Die, die guten Glaubens sind, folgen der nun schon so oft erzählten Geschichte, bei dem gegenwärtigen Krieg gegen den Iran handele es sich um einen Kampf für die Freiheit der dort geknechteten Bevölkerung. Und unter dieser Maxime fordern hierzulande die nie müden Bellizisten gar einen Kriegseintritt Deutschlands. Aber, bitte nichts überhören, schon nach dem ersten Tag begann in den Räsonnements der politisch Verantwortlichen eine Spekulation darüber, was eigentlich realistisch sei und mit welchem Derivat der jetzigen Regierung zum Iran man sich zufrieden geben könne. Um Freiheit, Freiheit für die Geknechteten, geht es nicht. Ging es auch nicht in Syrien, im Irak, in Libyen. Es geht, und damit sind wir bei den kritischer auf die Vorgänge blickenden Zeitgenossen, natürlich auch immer um den Treibstoff, der Imperien bis heute am Laufen hält. Selbstverständlich geht es um Öl. Und im Falle Libyens ging es um noch mehr, da ging es auch um den Dollar als globale Leitwährung. Des damaligen Präsidenten dieses Landes begangene Todsünde war die Idee, man könne die Öl produzierende Welt auch vom amerikanischen Dollar wegbewegen. Das war dann mal wieder ein Casus Belli, dem der Sensenmann auf dem Fuß folgte.

Doch auch die Betrachtung, die das Öl mit einschließt, erklärt nicht hinreichend, warum gerade Afghanistan in der jüngeren Vergangenheit immer wieder Objekt der Aggression war und warum der Iran seit langem als ein Stachel im Fleisch empfunden wird. Bei dem Iran und bei Afghanistan handelt es sich um die geographische Landmasse, die, neben einem Riss in Europa zwischen Russland und dem Rest, die essenziell ist für die Weltherrschaft der anglophonen maritimen Mächte. Sowohl das British Empire als auch seine Nachfolgeorganisation, die Vereinigten Staaten von Amerika, waren und sind sich bewusst, sollte in diesem Fall der Iran nicht fallen, dann wäre die die maritime Weltherrschaft bedrohende Macht, nämlich Chinas in Allianz mit Russland, nicht mehr aufzuhalten. 
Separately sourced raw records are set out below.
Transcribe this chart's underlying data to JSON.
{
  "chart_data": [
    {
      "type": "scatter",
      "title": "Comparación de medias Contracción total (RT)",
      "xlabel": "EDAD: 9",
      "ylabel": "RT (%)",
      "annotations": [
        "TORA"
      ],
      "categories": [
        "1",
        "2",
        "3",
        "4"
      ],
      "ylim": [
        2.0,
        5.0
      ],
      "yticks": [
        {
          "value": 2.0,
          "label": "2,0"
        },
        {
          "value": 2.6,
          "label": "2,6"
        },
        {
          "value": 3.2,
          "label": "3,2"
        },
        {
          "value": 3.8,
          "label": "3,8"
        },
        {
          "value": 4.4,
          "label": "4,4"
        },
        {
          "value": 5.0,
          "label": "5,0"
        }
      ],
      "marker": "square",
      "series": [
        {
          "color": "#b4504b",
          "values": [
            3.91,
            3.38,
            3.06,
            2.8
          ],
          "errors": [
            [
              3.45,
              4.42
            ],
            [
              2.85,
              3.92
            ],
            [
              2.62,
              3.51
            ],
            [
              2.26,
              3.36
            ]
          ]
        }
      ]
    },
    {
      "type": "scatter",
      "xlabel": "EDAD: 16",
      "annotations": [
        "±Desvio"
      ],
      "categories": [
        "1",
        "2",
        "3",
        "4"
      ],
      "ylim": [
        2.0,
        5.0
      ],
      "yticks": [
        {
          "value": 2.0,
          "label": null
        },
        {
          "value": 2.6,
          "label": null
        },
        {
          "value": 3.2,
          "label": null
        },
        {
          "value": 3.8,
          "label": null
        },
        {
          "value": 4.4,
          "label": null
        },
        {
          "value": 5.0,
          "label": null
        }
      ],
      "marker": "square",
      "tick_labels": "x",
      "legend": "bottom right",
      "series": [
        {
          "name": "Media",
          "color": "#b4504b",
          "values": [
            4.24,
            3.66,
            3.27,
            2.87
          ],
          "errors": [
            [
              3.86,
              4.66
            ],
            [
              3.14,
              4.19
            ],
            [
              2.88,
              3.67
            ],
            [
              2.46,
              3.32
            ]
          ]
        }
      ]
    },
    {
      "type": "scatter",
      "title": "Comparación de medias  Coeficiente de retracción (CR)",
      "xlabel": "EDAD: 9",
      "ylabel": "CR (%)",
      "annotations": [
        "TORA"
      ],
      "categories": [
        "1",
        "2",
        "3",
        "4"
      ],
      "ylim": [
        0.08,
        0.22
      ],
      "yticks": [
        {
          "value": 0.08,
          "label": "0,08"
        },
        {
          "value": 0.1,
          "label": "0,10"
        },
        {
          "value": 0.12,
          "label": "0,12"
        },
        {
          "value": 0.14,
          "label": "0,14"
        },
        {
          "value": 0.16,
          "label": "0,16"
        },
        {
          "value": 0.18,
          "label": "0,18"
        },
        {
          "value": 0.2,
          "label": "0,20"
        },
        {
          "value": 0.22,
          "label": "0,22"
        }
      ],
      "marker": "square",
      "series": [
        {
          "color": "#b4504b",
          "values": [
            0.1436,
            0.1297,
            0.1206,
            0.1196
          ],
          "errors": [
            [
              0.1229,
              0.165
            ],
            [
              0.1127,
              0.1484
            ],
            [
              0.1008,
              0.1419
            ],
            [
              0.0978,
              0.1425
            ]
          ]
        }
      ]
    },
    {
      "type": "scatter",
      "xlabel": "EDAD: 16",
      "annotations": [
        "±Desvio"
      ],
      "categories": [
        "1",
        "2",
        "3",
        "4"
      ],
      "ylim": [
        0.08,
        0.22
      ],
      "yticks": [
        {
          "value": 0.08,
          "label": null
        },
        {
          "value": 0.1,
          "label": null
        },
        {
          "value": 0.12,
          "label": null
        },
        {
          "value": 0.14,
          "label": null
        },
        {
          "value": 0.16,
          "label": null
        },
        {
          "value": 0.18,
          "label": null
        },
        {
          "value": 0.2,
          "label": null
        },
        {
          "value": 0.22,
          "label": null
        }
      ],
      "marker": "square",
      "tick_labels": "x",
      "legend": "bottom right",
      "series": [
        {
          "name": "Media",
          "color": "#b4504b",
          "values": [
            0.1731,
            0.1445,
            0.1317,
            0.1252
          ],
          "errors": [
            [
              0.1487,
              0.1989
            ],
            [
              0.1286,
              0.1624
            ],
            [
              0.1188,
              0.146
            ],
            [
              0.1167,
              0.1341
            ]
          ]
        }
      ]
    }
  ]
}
Der Iran ist nicht nur ein wichtiger Rohstofflieferant für die Volksrepublik China, sondern auch eine geographische Drehscheibe für die seit Jahren von China betriebene Neue Seidenstraße. Dieses Netz aus Handelswegen, Wirtschaftsbeziehungen und Rohstoffversorgung ist die Manifestation eines Gegenstücks zur maritimen Weltherrschaft, nämlich das eines asiatisch-europäischen. Wobei, zumindest bis zum heutigen Tag, zum Aufbau dieses Modells kein einziger Militärstiefel erforderlich war.

Unter diesem Aspekt kann die Dramatik dessen, was wir momentan erleben müssen, nicht bagatellisiert werden. Es mutet an wie ein Showdown, bei dem die endgültige Entscheidung gesucht wird. Zumindest seitens derer, von denen die Militärschläge ausgingen. In einer solchen Gemengelage und in einem derartig frühen Stadium sind Prognosen über den Ausgang wilde Spekulation. Fakt ist bis heute, wenige Tage nach den Angriffen auf den Iran, dass die gesamte Region dabei ist, in Flammen aufzugehen, dass Welthandel wie Rohstoffversorgung massiven Einschränkungen unterliegen wird und dass alles, was an Rechtskodizes lange Zeit die Welt vor Flächenbränden bewahrt hatte, keine praktische Relevanz mehr besitzt. Jetzt ist Krieg. 

Zivilisatorische Überlegungen haben keinen Platz mehr. Das Einzige, was gewiss ist, ist die Tatsache, dass das Gemetzel länger dauern wird als gedacht. Wie weit sich der Brand ausdehnen wird, wird abhängen von dem Geschick und der Vernunft derer, die bis jetzt verschont sind. Wie heißt es so treffend? Never make your move to soon, never hesitate too long!